À quelques mois des élections, les partis de la majorité jouent les opposants : les Marocains ne sont pas amnésiques

3 يوليو 2026
À quelques mois des élections, les partis de la majorité jouent les opposants : les Marocains ne sont pas amnésiques

Chouaib.S
À quatre mois des élections législatives, voilà que certains partis de la majorité tentent de se refaire une virginité politique. L’Istiqlal et le PAM, pourtant membres à part entière du gouvernement, réclament aujourd’hui une commission d’enquête parlementaire sur le scandale des subventions et exonérations accordées aux importateurs de bétail et de viande rouge. Une initiative qui intervient bien tard et qui ressemble davantage à une opération de communication qu’à une véritable volonté de rendre des comptes.
Soyons lucides : cette commission n’a pratiquement aucune chance d’aboutir avant la fin de la législature. Le calendrier parlementaire est trop serré. Dès lors, la question s’impose : pourquoi lancer une telle initiative maintenant, sinon pour tenter de surfer sur la colère populaire et limiter les dégâts électoraux ?

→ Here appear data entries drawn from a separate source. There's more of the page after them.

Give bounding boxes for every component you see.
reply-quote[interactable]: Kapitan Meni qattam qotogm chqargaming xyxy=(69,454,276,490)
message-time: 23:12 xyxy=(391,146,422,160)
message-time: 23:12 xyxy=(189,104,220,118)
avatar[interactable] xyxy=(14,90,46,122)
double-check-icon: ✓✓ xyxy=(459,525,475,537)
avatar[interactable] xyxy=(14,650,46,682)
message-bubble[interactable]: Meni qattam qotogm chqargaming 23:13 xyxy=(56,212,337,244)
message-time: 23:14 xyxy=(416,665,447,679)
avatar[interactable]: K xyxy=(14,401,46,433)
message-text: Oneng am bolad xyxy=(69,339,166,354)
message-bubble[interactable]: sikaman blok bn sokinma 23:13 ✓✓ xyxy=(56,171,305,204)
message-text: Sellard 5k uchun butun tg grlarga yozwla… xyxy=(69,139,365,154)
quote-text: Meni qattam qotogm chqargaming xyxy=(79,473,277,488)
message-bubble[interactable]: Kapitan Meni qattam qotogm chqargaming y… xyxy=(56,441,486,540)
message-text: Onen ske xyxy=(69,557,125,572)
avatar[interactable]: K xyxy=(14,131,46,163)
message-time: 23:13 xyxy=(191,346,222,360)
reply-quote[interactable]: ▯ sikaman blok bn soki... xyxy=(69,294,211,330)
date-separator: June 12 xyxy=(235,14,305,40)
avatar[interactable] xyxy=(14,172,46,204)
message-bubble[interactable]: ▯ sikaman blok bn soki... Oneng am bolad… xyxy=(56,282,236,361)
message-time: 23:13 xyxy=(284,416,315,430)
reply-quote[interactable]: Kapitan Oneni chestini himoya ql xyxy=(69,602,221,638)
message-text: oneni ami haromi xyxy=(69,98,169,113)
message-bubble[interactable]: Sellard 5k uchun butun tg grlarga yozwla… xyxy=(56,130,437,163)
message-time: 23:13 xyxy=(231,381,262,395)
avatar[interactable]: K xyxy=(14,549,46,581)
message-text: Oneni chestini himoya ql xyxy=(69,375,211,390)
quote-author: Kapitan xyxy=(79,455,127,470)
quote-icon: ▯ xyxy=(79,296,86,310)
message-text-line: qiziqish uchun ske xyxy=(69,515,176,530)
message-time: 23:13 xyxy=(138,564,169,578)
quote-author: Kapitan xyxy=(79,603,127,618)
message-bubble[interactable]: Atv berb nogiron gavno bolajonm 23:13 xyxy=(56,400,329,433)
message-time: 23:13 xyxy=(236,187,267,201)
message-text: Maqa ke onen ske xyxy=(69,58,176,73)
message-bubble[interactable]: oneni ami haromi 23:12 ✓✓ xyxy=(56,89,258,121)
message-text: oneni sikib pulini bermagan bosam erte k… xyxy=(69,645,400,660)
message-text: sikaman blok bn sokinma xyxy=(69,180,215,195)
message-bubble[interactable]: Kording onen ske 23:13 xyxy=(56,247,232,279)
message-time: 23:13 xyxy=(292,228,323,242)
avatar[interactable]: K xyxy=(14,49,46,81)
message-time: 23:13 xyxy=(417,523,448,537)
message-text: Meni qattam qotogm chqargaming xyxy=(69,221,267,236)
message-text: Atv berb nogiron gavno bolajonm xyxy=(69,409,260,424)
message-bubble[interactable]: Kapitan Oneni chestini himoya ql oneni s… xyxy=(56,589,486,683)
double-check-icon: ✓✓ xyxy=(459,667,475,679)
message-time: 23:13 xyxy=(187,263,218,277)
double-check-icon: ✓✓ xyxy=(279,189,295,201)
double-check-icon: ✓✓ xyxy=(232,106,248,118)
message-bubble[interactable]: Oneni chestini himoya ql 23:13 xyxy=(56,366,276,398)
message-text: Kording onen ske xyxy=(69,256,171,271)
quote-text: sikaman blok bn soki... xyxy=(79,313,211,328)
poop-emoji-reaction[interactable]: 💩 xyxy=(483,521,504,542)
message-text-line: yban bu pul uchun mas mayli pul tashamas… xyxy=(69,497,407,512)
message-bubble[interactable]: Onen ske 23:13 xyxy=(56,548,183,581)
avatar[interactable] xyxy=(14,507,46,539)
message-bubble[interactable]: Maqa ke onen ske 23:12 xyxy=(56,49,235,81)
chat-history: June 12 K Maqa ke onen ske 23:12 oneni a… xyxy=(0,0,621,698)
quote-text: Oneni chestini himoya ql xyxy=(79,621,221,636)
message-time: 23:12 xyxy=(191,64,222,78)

Après avoir soutenu pendant des années les décisions du gouvernement, les partis de la majorité cherchent désormais à se présenter comme des défenseurs des citoyens. Ils espèrent faire oublier leur responsabilité collective dans une gestion marquée par la flambée des prix, l’effondrement du pouvoir d’achat, les difficultés des éleveurs et le scandale des aides publiques ayant profité à une minorité d’importateurs. Mais les Marocains ont de la mémoire. Ils savent que ces formations ont voté les budgets, soutenu les politiques gouvernementales et partagé les responsabilités jusqu’à aujourd’hui.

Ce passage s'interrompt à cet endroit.